Ответственность взяла верх над обидой, однако стихи Иванова и он сам не сделались Ходасевичу ближе. Дело было не в их личной вражде. Они слишком далеко расходились по своему художественному воспитанию и литературной позиции.
Иванов был петербуржец, самый талантливый из учеников Гумилева, в юности акмеист, в эмиграции монпарнасец, хотя по стилю жизни сильно отличался от завсегдатаев «Селекта» и «Наполи». Долгие годы он сохранял полное доверие к творческим приоритетам другого гумилевского питомца, Адамовича, влияние которого Ходасевич считал губительным. Но самое главное, с представлениями Ходасевича о том, каковы обязанности русского поэта в трагическую послеоктябрьскую эпоху, абсолютно не совпадали выраженное Ивановым ощущение времени и его тональность.
Эта тональность создана постоянно повторяющимися или варьирующимися мотивами распада, хаоса, умирания, торжества пошлости, бесцельной пустоты существования. Причем воплощены они без всякой декламации или надрыва, а так, словно бы речь идет об очевидном, само собой разумеющемся порядке вещей:
Приближается звездная вечность,
Рассыпается прахом гранит.
Бесконечность, одна бесконечность
В леденеющем мире звенит.
«Сладковатый тлен», который, как страх, на каждом шагу преследовал героя в «Распаде атома», передавался и стихам Иванова. Его распознали уже читатели его ранних книг, включая первый, петербургский «Вереск», — и среди них такой чуткий, как Блок. Прочитав рукопись сборника, который в 1919-м так и не вышел, он назвал Иванова «человеком, зарезанным цивилизацией, зарезанным без крови, что ужаснее для меня всех кровавых зрелищ этого века».
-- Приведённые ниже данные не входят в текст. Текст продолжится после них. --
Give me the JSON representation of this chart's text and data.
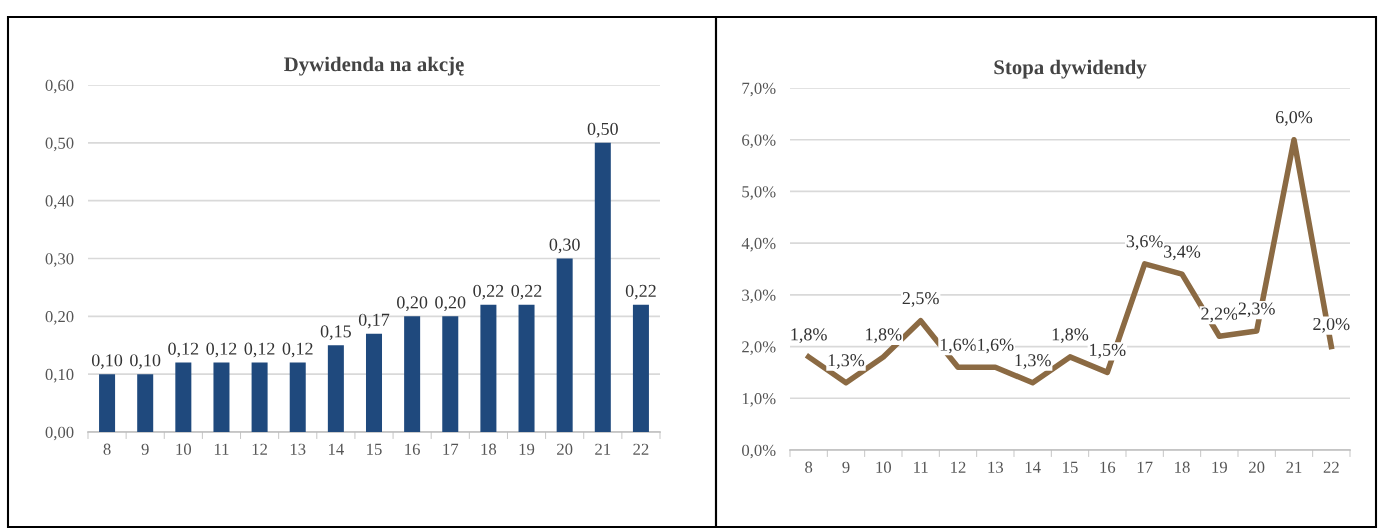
{
  "chart_data": [
    {
      "type": "bar",
      "title": "Dywidenda na akcję",
      "categories": [
        "8",
        "9",
        "10",
        "11",
        "12",
        "13",
        "14",
        "15",
        "16",
        "17",
        "18",
        "19",
        "20",
        "21",
        "22"
      ],
      "values": [
        0.1,
        0.1,
        0.12,
        0.12,
        0.12,
        0.12,
        0.15,
        0.17,
        0.2,
        0.2,
        0.22,
        0.22,
        0.3,
        0.5,
        0.22
      ],
      "value_labels": [
        "0,10",
        "0,10",
        "0,12",
        "0,12",
        "0,12",
        "0,12",
        "0,15",
        "0,17",
        "0,20",
        "0,20",
        "0,22",
        "0,22",
        "0,30",
        "0,50",
        "0,22"
      ],
      "color": "#1f497d",
      "ylim": [
        0,
        0.6
      ],
      "yticks": [
        {
          "value": 0,
          "label": "0,00"
        },
        {
          "value": 0.1,
          "label": "0,10"
        },
        {
          "value": 0.2,
          "label": "0,20"
        },
        {
          "value": 0.3,
          "label": "0,30"
        },
        {
          "value": 0.4,
          "label": "0,40"
        },
        {
          "value": 0.5,
          "label": "0,50"
        },
        {
          "value": 0.6,
          "label": "0,60"
        }
      ],
      "grid": "y"
    },
    {
      "type": "line",
      "title": "Stopa dywidendy",
      "categories": [
        "8",
        "9",
        "10",
        "11",
        "12",
        "13",
        "14",
        "15",
        "16",
        "17",
        "18",
        "19",
        "20",
        "21",
        "22"
      ],
      "values": [
        1.8,
        1.3,
        1.8,
        2.5,
        1.6,
        1.6,
        1.3,
        1.8,
        1.5,
        3.6,
        3.4,
        2.2,
        2.3,
        6.0,
        2.0
      ],
      "value_labels": [
        "1,8%",
        "1,3%",
        "1,8%",
        "2,5%",
        "1,6%",
        "1,6%",
        "1,3%",
        "1,8%",
        "1,5%",
        "3,6%",
        "3,4%",
        "2,2%",
        "2,3%",
        "6,0%",
        "2,0%"
      ],
      "color": "#8b6a43",
      "ylim": [
        0,
        7
      ],
      "yticks": [
        {
          "value": 0,
          "label": "0,0%"
        },
        {
          "value": 1,
          "label": "1,0%"
        },
        {
          "value": 2,
          "label": "2,0%"
        },
        {
          "value": 3,
          "label": "3,0%"
        },
        {
          "value": 4,
          "label": "4,0%"
        },
        {
          "value": 5,
          "label": "5,0%"
        },
        {
          "value": 6,
          "label": "6,0%"
        },
        {
          "value": 7,
          "label": "7,0%"
        }
      ],
      "grid": "y",
      "marker": "none",
      "line_style": "solid"
    }
  ]
}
Эмиграция заметно усилила и отвращение Иванова к цивилизации, сверх меры щедрой на подобные зрелища, и преследующее его чувство безвыходности. Оно часто оттенялось иронией, которую путали с цинизмом, хотя на самом деле это что-то родственное висельному юмору, истоки которого — сознание абсурда, ставшего повседневностью. В Париже зарождалось новое литературное направление, экзистенциализм, который считает абсурд будничной реальностью, возобладавшей нормой бытия и человеческим уделом. Из всех тогдашних русских писателей Иванов самый родственный этой школе.
Собственно, Иванова можно воспринять как ее предтечу. Об этом писали еще при его жизни. Гуль в 1956 году утверждал, что «Розы» — это современные бодлеровские «Цветы зла», однако вобравшие в себя новый трагический опыт, который побуждает воспринимать мир как «черную дыру», в точности как его воспринимают герой повести Сартра «Тошнота» Рокантен и Мерсо, герой романа Камю «Посторонний» (между сборником Иванова и первой книгой прошло семь лет, между «Розами» и «Посторонним» одиннадцать).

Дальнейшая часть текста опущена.